Une séquence problématique

Une seule séquence paraît devoir mettre en crise la logique d’association que nous venons de dessiner : celle où Lolla, Martin et Gérard sont en train de prendre un repas ensemble, assis à une table sur la terrasse de la villa, le jour commençant à décliner [séq. 5]. Cette séquence est composée de deux plans. Dans le premier plan, Martin de dos et Lolla de profil, en partie cachée par Martin, sont assis à table. Martin commence à réciter un poème – « Silenzio da luna, Sergi la sera e vai… » –, mais ne se souvenant plus de la suite, il se lève pour aller la retrouver, sans doute dans un livre qui se trouve à l’intérieur de la villa. La caméra, qui suit le déplacement de Martin, souligne le mouvement par lequel il se lève de son siège en panoramique ascendant, avant de le filmer au niveau du visage en contre-plongée, rejetant Lolla complètement dans le hors-champ. Or, au moment où Martin accède à la porte de la villa par laquelle il va disparaître, la caméra découvre au spectateur la présence de Gérard assis à l’autre bout de la table face à Lolla, présence que rien jusqu’à à cet instant ne laissait pressentir. Tout au contraire, le choix du filmage de Martin en contre-plongée très marquée pendant son déplacement manifeste une volonté énonciative de retarder au maximum l’apparition de Gérard. Une fois celui-ci visible, la caméra délaisse alors tout à fait Martin pour venir recadrer Gérard en effectuant un panoramique descendant. Le plan dure encore un très court laps de temps sur Gérard, totalement silencieux, qui semble clairement éviter de regarder Lolla, en détournant ostensiblement ses yeux vers la mer en contrebas. Le deuxième plan de cette séquence est un plan sur Lolla, elle aussi entièrement silencieuse : contrairement à Gérard, elle regarde presque avec insistance dans sa direction, ménageant en quelque sorte la place de Gérard dans le plan, alors que celui-ci n’est pas visible dans le champ.

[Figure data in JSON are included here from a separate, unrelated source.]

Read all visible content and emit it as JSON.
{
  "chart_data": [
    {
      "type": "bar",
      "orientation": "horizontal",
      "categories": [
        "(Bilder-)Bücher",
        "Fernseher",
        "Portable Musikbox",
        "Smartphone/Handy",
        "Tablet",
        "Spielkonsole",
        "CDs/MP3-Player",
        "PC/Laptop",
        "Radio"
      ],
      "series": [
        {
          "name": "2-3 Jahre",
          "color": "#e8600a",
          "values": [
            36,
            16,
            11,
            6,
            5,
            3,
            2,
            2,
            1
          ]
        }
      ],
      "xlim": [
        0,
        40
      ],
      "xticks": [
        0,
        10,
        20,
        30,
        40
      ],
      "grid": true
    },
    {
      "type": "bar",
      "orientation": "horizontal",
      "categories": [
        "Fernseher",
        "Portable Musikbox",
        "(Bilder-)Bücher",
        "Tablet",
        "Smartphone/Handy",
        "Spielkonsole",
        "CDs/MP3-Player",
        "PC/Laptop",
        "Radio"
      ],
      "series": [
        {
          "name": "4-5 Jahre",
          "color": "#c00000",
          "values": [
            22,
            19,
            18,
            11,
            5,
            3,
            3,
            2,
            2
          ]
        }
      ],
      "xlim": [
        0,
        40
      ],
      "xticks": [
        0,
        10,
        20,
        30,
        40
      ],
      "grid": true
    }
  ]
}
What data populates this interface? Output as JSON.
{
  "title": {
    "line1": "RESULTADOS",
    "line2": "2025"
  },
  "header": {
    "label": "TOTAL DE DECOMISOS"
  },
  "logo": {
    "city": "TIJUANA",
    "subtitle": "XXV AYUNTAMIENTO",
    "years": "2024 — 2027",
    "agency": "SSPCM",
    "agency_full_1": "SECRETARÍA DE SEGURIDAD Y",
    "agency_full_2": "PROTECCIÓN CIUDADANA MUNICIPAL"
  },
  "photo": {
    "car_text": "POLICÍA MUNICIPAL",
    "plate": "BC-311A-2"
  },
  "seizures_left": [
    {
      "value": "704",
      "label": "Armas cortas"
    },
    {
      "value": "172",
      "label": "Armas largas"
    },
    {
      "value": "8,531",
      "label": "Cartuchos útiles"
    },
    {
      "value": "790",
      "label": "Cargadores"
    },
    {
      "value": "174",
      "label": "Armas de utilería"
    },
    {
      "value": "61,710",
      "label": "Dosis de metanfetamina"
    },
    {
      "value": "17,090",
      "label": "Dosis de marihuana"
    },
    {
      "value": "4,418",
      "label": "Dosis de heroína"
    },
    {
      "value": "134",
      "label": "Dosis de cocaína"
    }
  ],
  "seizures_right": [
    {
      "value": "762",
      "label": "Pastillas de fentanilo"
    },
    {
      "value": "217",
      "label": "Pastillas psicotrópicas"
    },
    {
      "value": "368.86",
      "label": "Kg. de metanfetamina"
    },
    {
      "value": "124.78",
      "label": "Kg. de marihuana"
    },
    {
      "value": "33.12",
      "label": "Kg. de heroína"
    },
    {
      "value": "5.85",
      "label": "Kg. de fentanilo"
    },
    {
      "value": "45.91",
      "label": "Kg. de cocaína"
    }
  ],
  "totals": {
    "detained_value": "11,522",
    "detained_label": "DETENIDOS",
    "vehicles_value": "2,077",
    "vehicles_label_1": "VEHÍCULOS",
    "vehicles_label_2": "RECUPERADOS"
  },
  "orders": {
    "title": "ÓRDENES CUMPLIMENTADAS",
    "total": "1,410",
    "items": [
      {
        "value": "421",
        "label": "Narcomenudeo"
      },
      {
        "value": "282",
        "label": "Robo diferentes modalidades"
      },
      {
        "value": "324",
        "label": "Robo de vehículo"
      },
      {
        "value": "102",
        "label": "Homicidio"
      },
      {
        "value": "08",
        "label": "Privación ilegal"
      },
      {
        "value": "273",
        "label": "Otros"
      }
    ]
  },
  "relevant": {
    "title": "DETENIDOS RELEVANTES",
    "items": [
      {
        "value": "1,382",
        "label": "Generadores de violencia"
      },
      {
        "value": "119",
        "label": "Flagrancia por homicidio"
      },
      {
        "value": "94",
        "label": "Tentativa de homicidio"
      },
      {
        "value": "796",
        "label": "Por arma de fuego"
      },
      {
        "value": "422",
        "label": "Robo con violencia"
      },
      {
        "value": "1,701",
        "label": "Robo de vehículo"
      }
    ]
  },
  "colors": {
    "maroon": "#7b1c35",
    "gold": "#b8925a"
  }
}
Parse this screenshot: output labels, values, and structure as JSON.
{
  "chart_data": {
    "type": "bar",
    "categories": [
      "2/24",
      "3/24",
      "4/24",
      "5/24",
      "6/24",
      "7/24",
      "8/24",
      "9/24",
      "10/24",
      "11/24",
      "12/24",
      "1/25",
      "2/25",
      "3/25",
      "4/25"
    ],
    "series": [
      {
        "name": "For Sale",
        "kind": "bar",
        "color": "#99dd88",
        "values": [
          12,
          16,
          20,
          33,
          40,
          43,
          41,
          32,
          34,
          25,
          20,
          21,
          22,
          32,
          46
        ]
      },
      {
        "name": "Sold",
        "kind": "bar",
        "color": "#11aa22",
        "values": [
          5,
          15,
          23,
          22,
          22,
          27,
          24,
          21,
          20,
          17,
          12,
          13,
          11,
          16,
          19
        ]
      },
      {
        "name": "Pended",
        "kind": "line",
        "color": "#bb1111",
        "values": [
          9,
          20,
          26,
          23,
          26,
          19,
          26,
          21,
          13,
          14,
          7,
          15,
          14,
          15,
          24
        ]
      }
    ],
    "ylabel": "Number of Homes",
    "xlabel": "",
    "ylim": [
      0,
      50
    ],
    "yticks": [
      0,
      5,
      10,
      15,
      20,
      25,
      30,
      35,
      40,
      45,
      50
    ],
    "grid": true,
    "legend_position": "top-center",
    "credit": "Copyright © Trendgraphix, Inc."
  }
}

On le voit : il est impossible de nier qu’au départ la situation dramatique globale a bel et bien été une situation entre trois personnes. De même, et contrairement à ce qui a lieu dans les autres séquences, l’« entre deux personnes » Lolla/Gérard n’apparaît pas vraiment à l’écran : Gérard et Lolla ne sont jamais co-présents dans le même champ. Pour autant, la facture de la mise en scène témoigne d’une volonté de subvertir l’intégrité de la situation globale pour donner une ampleur dramatique majeure à l’« entre deux personnes » Lolla/Gérard. En première instance, la logique d’association uniquement duelle paraît imposer sa « loi » 528 au mode de filmage : ce ne sont que des « entre deux personnes » purement filmiques qui sont visibles quand plus d’un personnage apparaît dans le champ. De ce fait, la lecture spectatorielle de la séquence est largement conditionnée à créditer les associations duelles d’une importance sémantique supérieure à l’« entre trois personnes ». Deuxièmement, le fait que l’apparition de Gérard coïncide avec l’éclipse définitive de Martin provoque pour le spectateur une prise de conscience de la nature « réelle » de la situation entre trois personnes seulement au moment où cette situation disparaît pour laisser place à une situation dramatique uniquement entre deux personnes. Par conséquent, la situation entre trois personnes s’évanouit aussitôt qu’elle a été signifiée, se retrouvant largement reléguée en arrière-plan, comme un mode d’association de figures mineur et négligeable, incapable de faire valoir ses droits sur le règne de l’« entre deux personnes ». Troisièmement, au vu de la faible importance narrative que représente l’éclipse de Martin, son départ paraît bien avoir pour fonction première et essentielle de rendre possible et de souligner que Gérard et Lolla se retrouvent en co-présence, en dépit du fait qu’ils ne sont à aucun moment visibles dans le même champ. Ce n’est qu’à la faveur de l’éloignement de Martin que la situation entre deux personnes Lolla/Gérard devient possible, ce qui ne fait pas peu pour lui conférer un caractère équivoque. Au vu de ces éléments, il paraît donc légitime de conclure que loin de venir ruiner la logique d’association de l’époque, cette séquence en constitue une subtile confirmation, capable au demeurant de permettre d’engager une réflexion herméneutique quant à son sens.

Notes
528.

L’usage d’un tel terme ne semble pas excessif parce que, en conformité avec l’idée qu’il se fait du cinéma comme science, Philippe Garrel l’emploie avec récurrence dans ses propos sur le cinéma. Ainsi, avec Serge Daney : « Le cinéma est donc quelque part une science puisqu’il y a tout de même des phénomènes qui se répètent avec des lois. » Cf. « Dialogue », art. cit., p. 63.